PRIVATE landowners attempting to claim public land as their own through encroachment could face increased scrutiny as a Mornington Peninsula Shire councillor calls for a crackdown on the behaviour.
Cr David Gill, at the time of publishing, was to move a motion at the council’s 8 April meeting in which he would implore the shire to investigate and report on illegal land encroachments on council-owned and managed property, warning that if “it’s tolerated it just gets worse and worse”. He said the shire had informed him last year that it had identified and inspected 34 structure encroachments on council-owned property, which were “currently being investigated with a view for enforcement action”. There were also 11 encroachments on council land that were identified as opportunities for disposal with a “formal process for disposal of the land,” having begun, Gill said.
In Victoria, a private landowner can claim ownership of land under adverse possession (sometimes known as squatters rights) if they have possessed for 15 years without the permission of the legal owner, provided they meet specific requirements. This includes whether they can prove they have had uninterrupted and exclusive possession such as fencing or building on it. However, adverse possession claims exclude council or Crown Land and land owned by water authorities or public transport corporations as per the Limitation of Actions Act.
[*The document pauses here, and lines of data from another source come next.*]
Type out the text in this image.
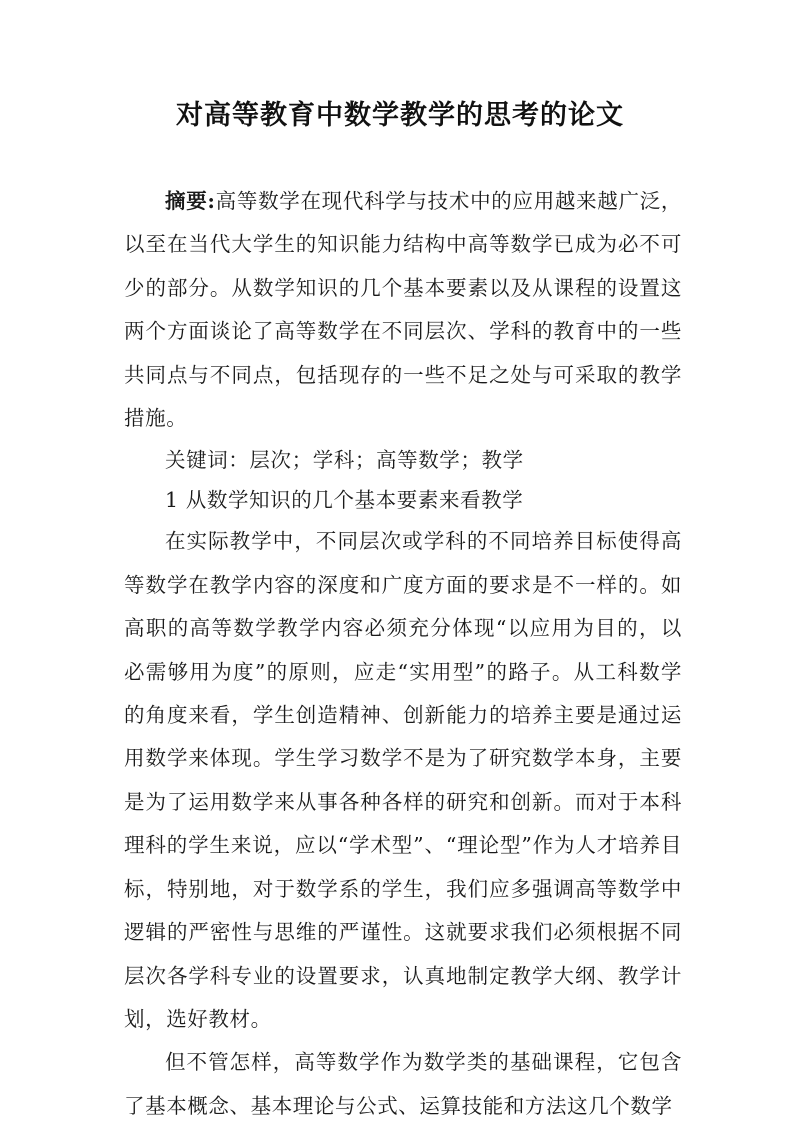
对高等教育中数学教学的思考的论文

摘要:高等数学在现代科学与技术中的应用越来越广泛，以至在当代大学生的知识能力结构中高等数学已成为必不可少的部分。从数学知识的几个基本要素以及从课程的设置这两个方面谈论了高等数学在不同层次、学科的教育中的一些共同点与不同点，包括现存的一些不足之处与可采取的教学措施。

关键词：层次；学科；高等数学；教学

1 从数学知识的几个基本要素来看教学

在实际教学中，不同层次或学科的不同培养目标使得高等数学在教学内容的深度和广度方面的要求是不一样的。如高职的高等数学教学内容必须充分体现“以应用为目的，以必需够用为度”的原则，应走“实用型”的路子。从工科数学的角度来看，学生创造精神、创新能力的培养主要是通过运用数学来体现。学生学习数学不是为了研究数学本身，主要是为了运用数学来从事各种各样的研究和创新。而对于本科理科的学生来说，应以“学术型”、“理论型”作为人才培养目标，特别地，对于数学系的学生，我们应多强调高等数学中逻辑的严密性与思维的严谨性。这就要求我们必须根据不同层次各学科专业的设置要求，认真地制定教学大纲、教学计划，选好教材。

但不管怎样，高等数学作为数学类的基础课程，它包含了基本概念、基本理论与公式、运算技能和方法这几个数学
Speaking to The News before the council meeting, Gill believed “there could be hundreds if not thousands of encroachments” across the shire that “might often seem to be small, but they can become big”, which he labelled a “real issue”.
Gill, who has been raising the issue for at least the past eight years, said the state government “does nothing to stop this from happening – in fact, their laws enhance it” under statutory and common law “where people feel entitled to take public land”. “I think the local government and state government are sitting on their hands. I think that they find it difficult, or they’re just not interested,” he said. “We should be protecting public property and the only way we should protect it is to ensure people don’t take it.”
In 2022, The News reported a case in which a 152 square metre section of unconstructed road between Kilburn Gr and Glenisla Dr in Mt Martha was acquired by a Kilburn Rd property owner under adverse possession laws, prompting concern that other residents could lose access to the lane should another property owner decide to do the same (Shire tries to fill gaps in land laws, The News 07/11/22). In another case reported in 2023, a Mt Martha Airbnb owner had allegedly encroached on 277 square metres of Crown Land, including a road reserve reportedly worth more than $500,000, leaving residents fuming.
According to a shire report, it said “there have been ongoing issues related to encroachment related to public land on the Mornington Peninsula,” and “as much as possible the public should be fully informed about any loss of public land”. “There are a number of legal avenues to acquire public land with very few checks and balances to protect the public from loss of their land including ‘backdating’ dates of intention,” it said.
Victoria Agahi, a special counsel who specialises in property and commercial law with Melbourne-based Aitken Partners, said while “councils will forever maintain the right” to claim their land, it wasn’t uncommon for private landowners to apply to councils “to have that land sold to them” such as a laneway. “It’s just the question of whether council wishes to enforce its rights over the land or how they wish to regulate the use of that land,” she told The News.
“It’s a little bit more tricky occasionally when you have issues where the council may have – pre 1997 when changes to adverse possession laws were made – told people, ‘Oh, don’t worry, you won’t need to do anything about it for years.’ So there’s kind of ethical and policy questions for council who then renege on that. “The only way that you can really give private individuals a right to use council land or to normalise its use if there’s been unauthorised use of it, is by council granting that individual a lease or license over council’s land.”
Agahi said another option was whether councils were looking at selling a portion of land to a private individual or corporation, but in these situations, she said “there’s generally a policy that it has to be offered to all immediate neighbours of that land because otherwise it tends to be considered unfair if you’ve just offered it to one person”.
Asked how land encroachment or structures being built illegally could be monitored, Agahi said subscriptions to periodic aerial photography would allow councils to identify any changes “and usually they act on that pretty fast”. However, Agahi said there was also a cost factor to consider and if it was “worth council spending thousands of dollars forcing someone to move a structure when council’s ownership and rights over that land may still be preserved”.
According to the Department of Energy, Environment and Climate Action (DEECA), when encroachments are reported on Crown Land, the delegated Crown Land manager such as a council “is the responsible authority and has provisions under the Planning and Environment Act to issue penalties”.
“Where there is no land manager, DEECA will contact the freehold landowner requesting the encroachments are removed,” it said. “In instances where requests are disregarded, the Office of Conservation Regulator is notified. Any encroachments involving council freehold is a matter for council and DEECA does not get involved.”